Wednesday, May 06, 2009

Sales Tax Post Mortem

Sales Tax Post Mortem

In the midst of recession, right after income tax season, and in the wake of controversial city council actions (buh-bye Mike Lombardo), the most anti-sales tax city in the state recognized the flood relief need and battled to a de facto tie: a six vote win in Iowa City and a seven vote loss in Coralville.

Expect those results to hold. The chance that outstanding absentee ballots will flip things is slim in Iowa City and only theoretical in Coralville and Shueyville. Only three came in on Wednesday (all Iowa City), and those numbers diminish day by day.

Almost all of the unreturned ballots were sent out under the The Uniformed and Overseas Citizens Absentee Voting Act ("UOCAVA" in election speak.) This law requires that overseas and military voters who request ballots with a Federal Post Card Application (FPCA) are automatically sent ballots for all elections through the next two general elections.

Put more simply: expatriates in Germany and soldiers in Afghanistan who requested ballots for the presidential election got their mail one day and found a ballot for a local election they'd never heard of. A few of those came back, but most didn't and won't.

Recounts, if any, are also unlikely to change the results. Last year's conservation bond recount shifted a net six votes in an electorate roughly six times the size of yesterday's. In the last Iowa City election this close, the 1999 city council race, an administrative re-feed (not a formal recount) changed the margin from three to two in a similar-sized electorate. (Trivia: this is the closest Coralville election of any type in at least the last 30 years.)




Direct comparisons to the 1999 sales tax vote are hard because the absentees were counted differently: six cities lumped together ten years ago, broken out by city yesterday. The best we can do is use the 1999 polling place numbers. Despite coming just short, Coralville swung even more dramatically to the Yes side than Iowa City did, from 86 percent No to seven votes short. Iowa City shifted from 31 percent Yes to 50.

It was the flood survivors themselves who put the tax over the top in Iowa City, with a three to one win in hardest hit precinct 4 (Manville Heights, City Park and the Peninsula). Lefty precincts 18 and 21 and Oaknoll-dominated precinct 1 (Save Roosevelt School) also topped 60 percent. The strongest numerically significant opposition was in the usual working class Tory southeast side belt of 12, 14 and 15, never friendly to spending issues. (Student precincts had high No percentages but miniscule totals.)
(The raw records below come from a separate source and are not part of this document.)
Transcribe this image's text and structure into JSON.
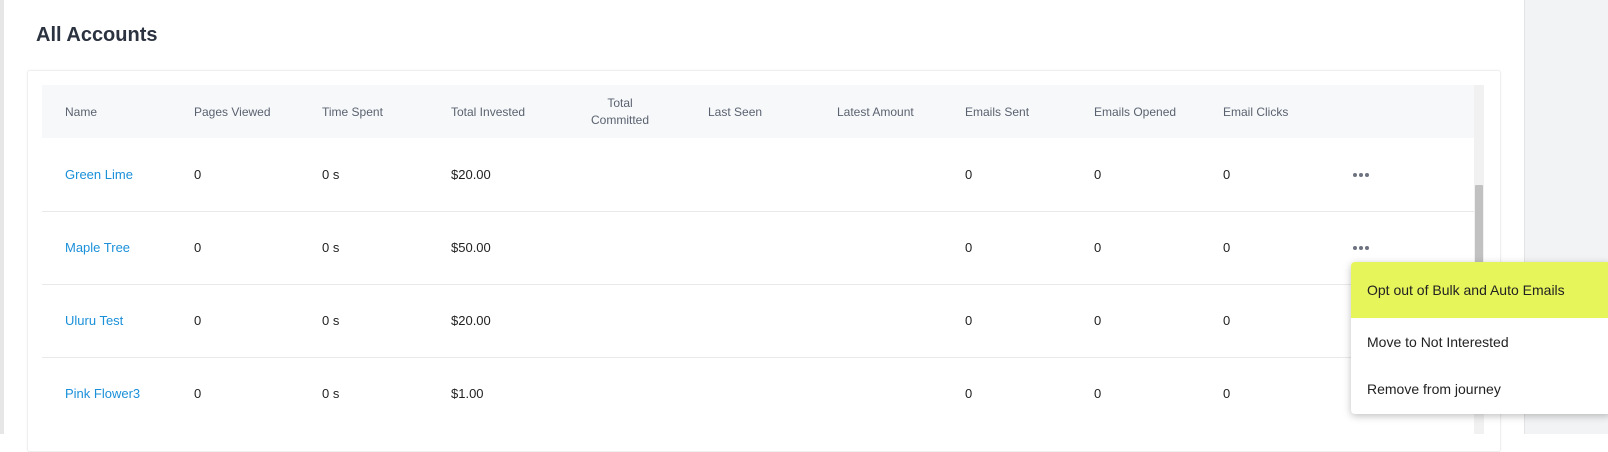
{
  "page": {
    "title": "All Accounts"
  },
  "table": {
    "headers": {
      "name": "Name",
      "pages_viewed": "Pages Viewed",
      "time_spent": "Time Spent",
      "total_invested": "Total Invested",
      "total_committed_line1": "Total",
      "total_committed_line2": "Committed",
      "last_seen": "Last Seen",
      "latest_amount": "Latest Amount",
      "emails_sent": "Emails Sent",
      "emails_opened": "Emails Opened",
      "email_clicks": "Email Clicks"
    },
    "rows": [
      {
        "name": "Green Lime",
        "pages_viewed": "0",
        "time_spent": "0 s",
        "total_invested": "$20.00",
        "total_committed": "",
        "last_seen": "",
        "latest_amount": "",
        "emails_sent": "0",
        "emails_opened": "0",
        "email_clicks": "0"
      },
      {
        "name": "Maple Tree",
        "pages_viewed": "0",
        "time_spent": "0 s",
        "total_invested": "$50.00",
        "total_committed": "",
        "last_seen": "",
        "latest_amount": "",
        "emails_sent": "0",
        "emails_opened": "0",
        "email_clicks": "0"
      },
      {
        "name": "Uluru Test",
        "pages_viewed": "0",
        "time_spent": "0 s",
        "total_invested": "$20.00",
        "total_committed": "",
        "last_seen": "",
        "latest_amount": "",
        "emails_sent": "0",
        "emails_opened": "0",
        "email_clicks": "0"
      },
      {
        "name": "Pink Flower3",
        "pages_viewed": "0",
        "time_spent": "0 s",
        "total_invested": "$1.00",
        "total_committed": "",
        "last_seen": "",
        "latest_amount": "",
        "emails_sent": "0",
        "emails_opened": "0",
        "email_clicks": "0"
      }
    ]
  },
  "context_menu": {
    "items": [
      {
        "label": "Opt out of Bulk and Auto Emails",
        "highlighted": true
      },
      {
        "label": "Move to Not Interested",
        "highlighted": false
      },
      {
        "label": "Remove from journey",
        "highlighted": false
      }
    ],
    "highlight_color": "#e6f55a"
  },
  "colors": {
    "link": "#1a90d9",
    "header_bg": "#f7f8fa",
    "title": "#2b3240"
  },
  "icons": {
    "row_actions": "more-horizontal-icon"
  }
}
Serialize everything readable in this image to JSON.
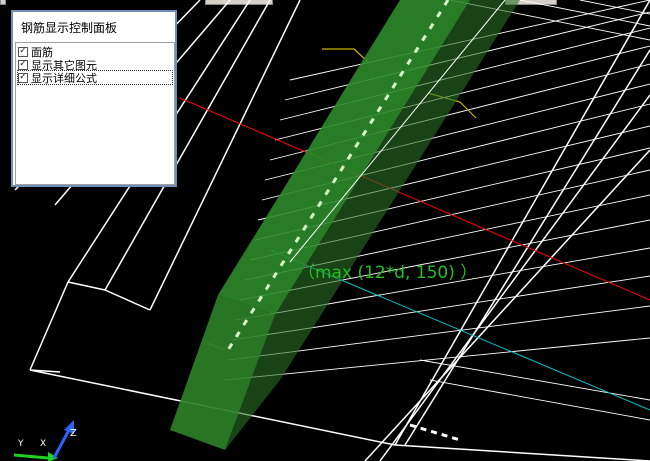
{
  "window": {
    "control_panel": {
      "title": "钢筋显示控制面板",
      "options": [
        {
          "label": "面筋",
          "checked": true
        },
        {
          "label": "显示其它图元",
          "checked": true
        },
        {
          "label": "显示详细公式",
          "checked": true
        }
      ]
    }
  },
  "viewport": {
    "formula_annotation": "（max (12*d, 150) ）",
    "axis_labels": {
      "x": "X",
      "y": "Y",
      "z": "Z"
    },
    "colors": {
      "background": "#000000",
      "slab": "#2e8a2a",
      "formula_text": "#22c022",
      "axis_red": "#ff0000",
      "axis_cyan": "#00c8d0",
      "outline_white": "#ffffff",
      "annotation_yellow": "#c8b400"
    }
  }
}
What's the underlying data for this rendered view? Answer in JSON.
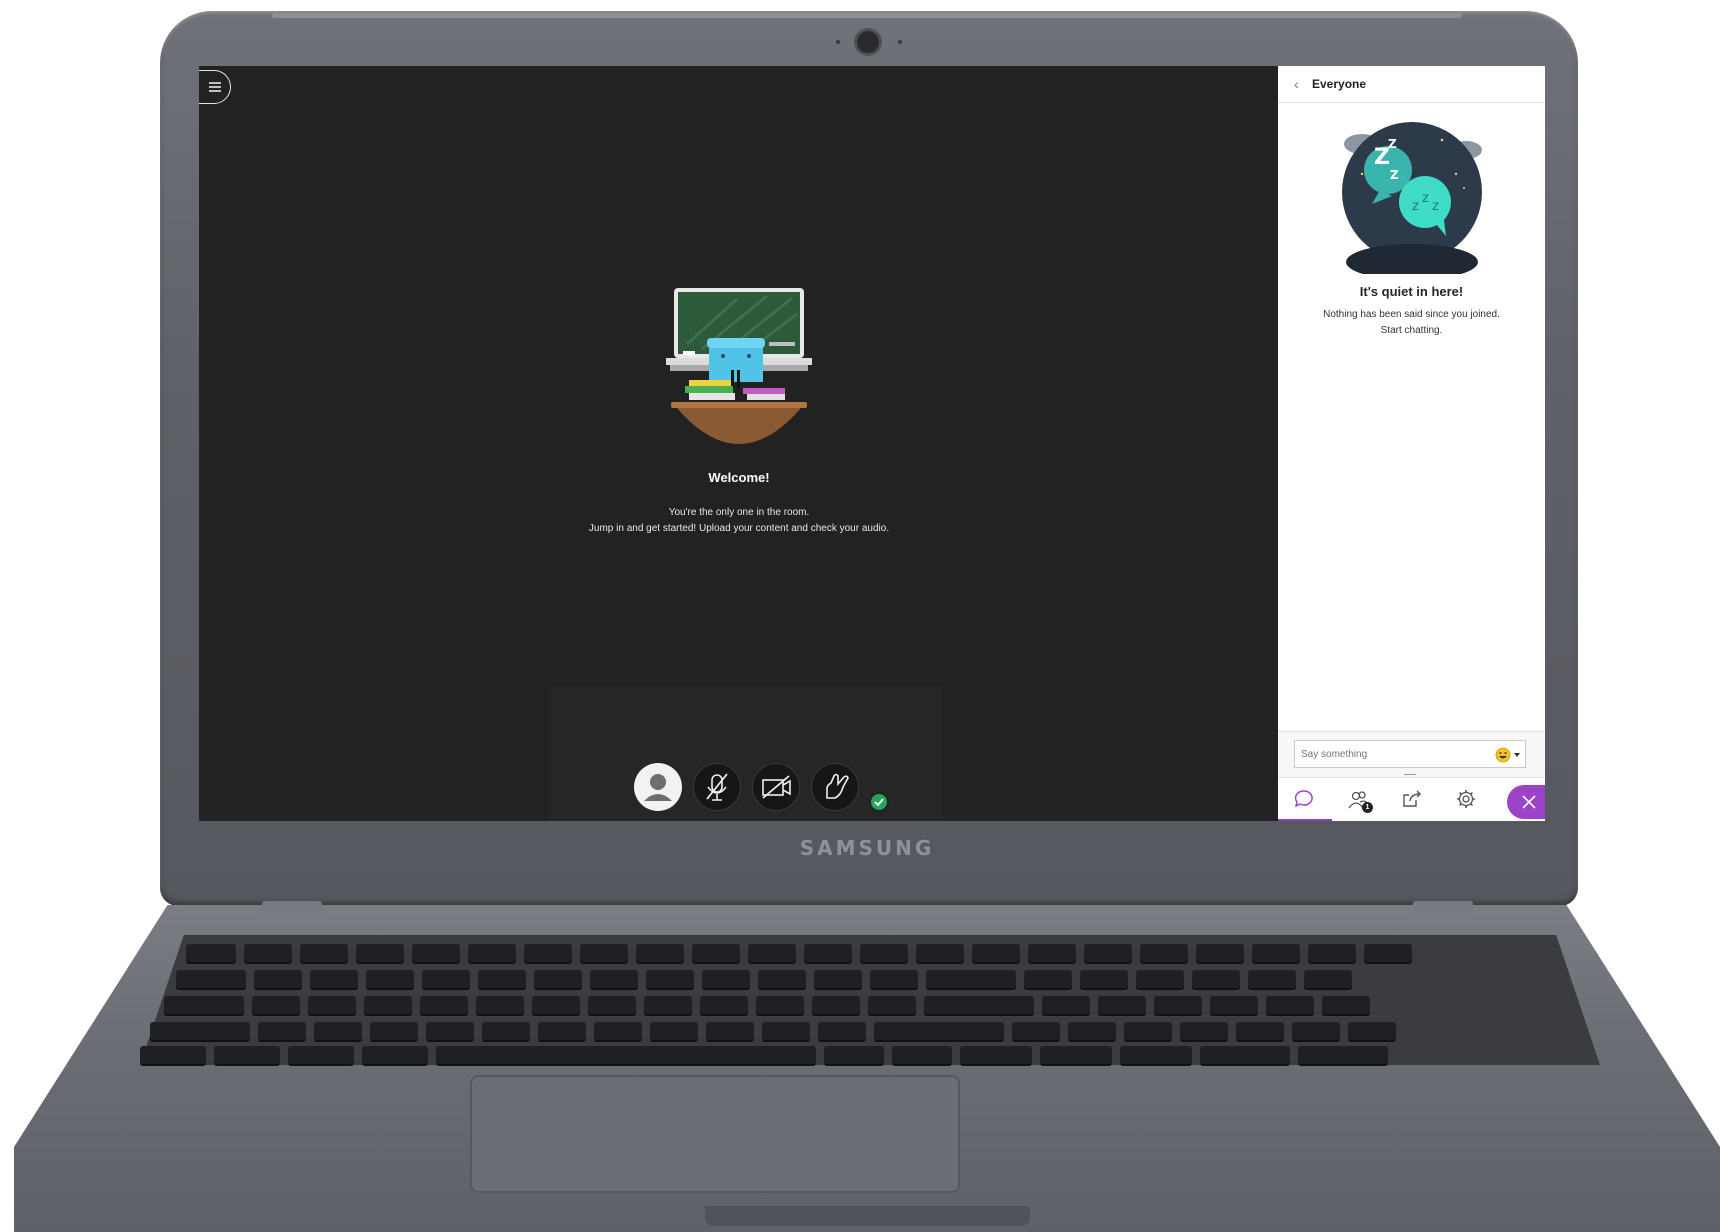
{
  "device": {
    "brand": "SAMSUNG"
  },
  "main": {
    "welcome_title": "Welcome!",
    "welcome_line1": "You're the only one in the room.",
    "welcome_line2": "Jump in and get started! Upload your content and check your audio."
  },
  "panel": {
    "title": "Everyone",
    "empty_title": "It's quiet in here!",
    "empty_line1": "Nothing has been said since you joined.",
    "empty_line2": "Start chatting.",
    "input_placeholder": "Say something",
    "participants_count": "1"
  },
  "colors": {
    "accent": "#9c44c8",
    "status_green": "#27a35c",
    "stage_bg": "#222222"
  },
  "icons": {
    "menu": "hamburger-icon",
    "avatar": "user-avatar-icon",
    "mic": "microphone-muted-icon",
    "camera": "camera-off-icon",
    "hand": "raise-hand-icon",
    "chat": "chat-bubble-icon",
    "attendees": "attendees-icon",
    "share": "share-content-icon",
    "settings": "gear-icon",
    "close": "close-icon",
    "emoji": "emoji-picker-icon"
  }
}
The specifics of the projects, and the lefty argument against tax regressivity that the opponents cynically picked up, likely swayed more votes than the blunt axe Taxes Suck argument. In fact, in the one place where tax cuts were specifically on the table, the rural area, the tax lost badly.

The rural county is clearly in a different place than the cities; the tax cut argument lacked credibility because everyone knows a jail is in the works. If that's ever going to happen, Iowa City and the University need to take some responsibility, both financially and with changes to their War On Young People law enforcement policies.

The Democratic Central Committee, under weak new chair Dennis Roseman, chose to be irrelevant in this election. But the legislative wing of the party, and individual Democratic activists from the prior Brian Flaherty administration, were key players. The traditional left, regressivity-based opposition to sales taxes emerged late, was not united, and was not part of the organized Ax The Tax campaign.

In the 1999 sales tax election, when conservatives joined the left in the organized opposition, the defeat was overwhelming. But in 2009, the No Regressive Taxes and the Taxed Enough Already arguments were so disconnected that the Press-Citizen ran two separate No guest opinions last Saturday: Deb Thornton from the right and Jeff Cox from the left. The Yes piece was a united and co-signed message from Yes For All co-chairs Sue Dvorsky and Steve McGuire.

I happened to travel by Cox's home over the weekend; he lives on a busy street and usually advertises his thoughts with a yard sign. But the front yard was bare. Either the No message was so clearly Tea Party that he didn't like the signs, or the No outreach didn't pull in progressive opponents.

Could a campaign where Thornton and Thayer and Cox and Carsner were on the same team, with a cohesive voice, have flipped seven votes? And how many people voted Yes just to spite `em?